PDF slideshow with captions briefly explaining the charts and photos. The face-to-face presentation to Thai and Japanese university students and staff is particularly for a group visiting from Rangsit University near Bangkok, Thailand. The presenter is a Japan specialist teaching classes at Osaka Jogakuin University on Intercultural Communication and Bilingualism. The presentation briefly discusses what culture is, world cultures and values, and comparative culture, mentioning other countries including Japan, Thailand, and India. The main topic is American culture and multiculturalism. The U.S. is diverse and multicultural, so it is difficult to generalize about what American culture is, but some American traditions are presented along with cultural research findings. The presentation aims for objectivity as well as frankness, so readers may draw their own conclusions.
2. At Osaka Jogakuin University (大阪女学院大学), I teach
Bilingualism and Intercultural Communication classes.
I was born in Boston, so I will show you some photos.
However, in graduate school, I specialized in Japan at
the University of Hawaii.
6. Based on E.T. Hall’s
Cultural Iceberg Model
(1976). Parts of a culture
that you can see are not as
important as parts that
are hard to see. Therefore,
Hall taught that the only
way to learn the internal
culture of others is to
actively participate in their
culture. We need to get to
know individuals from
that culture.
7. Comparing countries according to Hofstede’s cultural dimensions.
E.g., the U.S. is most individualistic, Thailand is collectivistic, and
Japan is near the average or balanced (Shaules & Abe, 2007, p.5).
8. Immigrants from Japan are only about 1% of the U.S. population,
and they live in relatively safe, wealthy areas (compare next map).
9. The U.S. has extremes of wealth and poverty, safe and unsafe areas. Most murders take
place in poor areas of cities, usually killing people they know. There are also mass killings
at schools and other public places by disturbed individuals who can buy military rifles.
Factors such as the frontier tradition of rough individualism make the problem too hard
to solve. Wealthier people are in a better position to avoid the gun violence and crime.
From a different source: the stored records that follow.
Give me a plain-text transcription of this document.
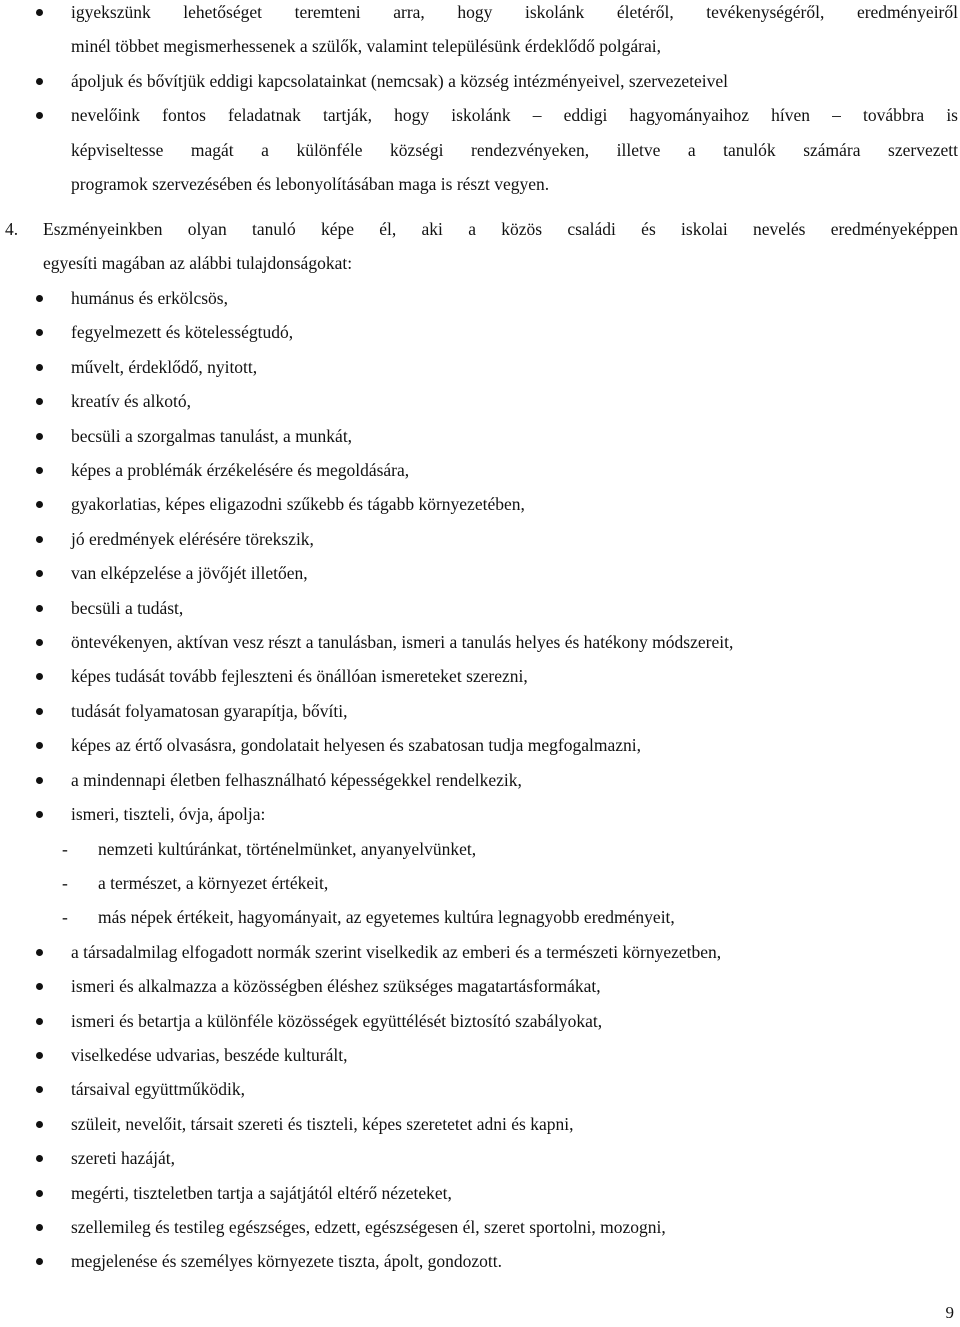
igyekszünk lehetőséget teremteni arra, hogy iskolánk életéről, tevékenységéről, eredményeiről
minél többet megismerhessenek a szülők, valamint településünk érdeklődő polgárai,
ápoljuk és bővítjük eddigi kapcsolatainkat (nemcsak) a község intézményeivel, szervezeteivel
nevelőink fontos feladatnak tartják, hogy iskolánk – eddigi hagyományaihoz híven – továbbra is
képviseltesse magát a különféle községi rendezvényeken, illetve a tanulók számára szervezett
programok szervezésében és lebonyolításában maga is részt vegyen.
4. Eszményeinkben olyan tanuló képe él, aki a közös családi és iskolai nevelés eredményeképpen
egyesíti magában az alábbi tulajdonságokat:
humánus és erkölcsös,
fegyelmezett és kötelességtudó,
művelt, érdeklődő, nyitott,
kreatív és alkotó,
becsüli a szorgalmas tanulást, a munkát,
képes a problémák érzékelésére és megoldására,
gyakorlatias, képes eligazodni szűkebb és tágabb környezetében,
jó eredmények elérésére törekszik,
van elképzelése a jövőjét illetően,
becsüli a tudást,
öntevékenyen, aktívan vesz részt a tanulásban, ismeri a tanulás helyes és hatékony módszereit,
képes tudását tovább fejleszteni és önállóan ismereteket szerezni,
tudását folyamatosan gyarapítja, bővíti,
képes az értő olvasásra, gondolatait helyesen és szabatosan tudja megfogalmazni,
a mindennapi életben felhasználható képességekkel rendelkezik,
ismeri, tiszteli, óvja, ápolja:
- nemzeti kultúránkat, történelmünket, anyanyelvünket,
- a természet, a környezet értékeit,
- más népek értékeit, hagyományait, az egyetemes kultúra legnagyobb eredményeit,
a társadalmilag elfogadott normák szerint viselkedik az emberi és a természeti környezetben,
ismeri és alkalmazza a közösségben éléshez szükséges magatartásformákat,
ismeri és betartja a különféle közösségek együttélését biztosító szabályokat,
viselkedése udvarias, beszéde kulturált,
társaival együttműködik,
szüleit, nevelőit, társait szereti és tiszteli, képes szeretetet adni és kapni,
szereti hazáját,
megérti, tiszteletben tartja a sajátjától eltérő nézeteket,
szellemileg és testileg egészséges, edzett, egészségesen él, szeret sportolni, mozogni,
megjelenése és személyes környezete tiszta, ápolt, gondozott.
9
10. The U.S. leads the world in power and wealth, largely thanks to
immigrants. Because all kinds of people from around the world
live in the U.S., it is difficult to say in general what American
culture is. You would have to look to history, geography, and
legal traditions such as the Constitution and Bill of Rights.
12. The U.S. is multicultural, and there are always new combinations.
Some people enjoy the diversity, while cultural conservatives
oppose immigration, greater freedom for women, and other social
changes. In Japan also, individuals are free to like foreigners or not.
But the U.S. is divided, not united, and there are many challenges.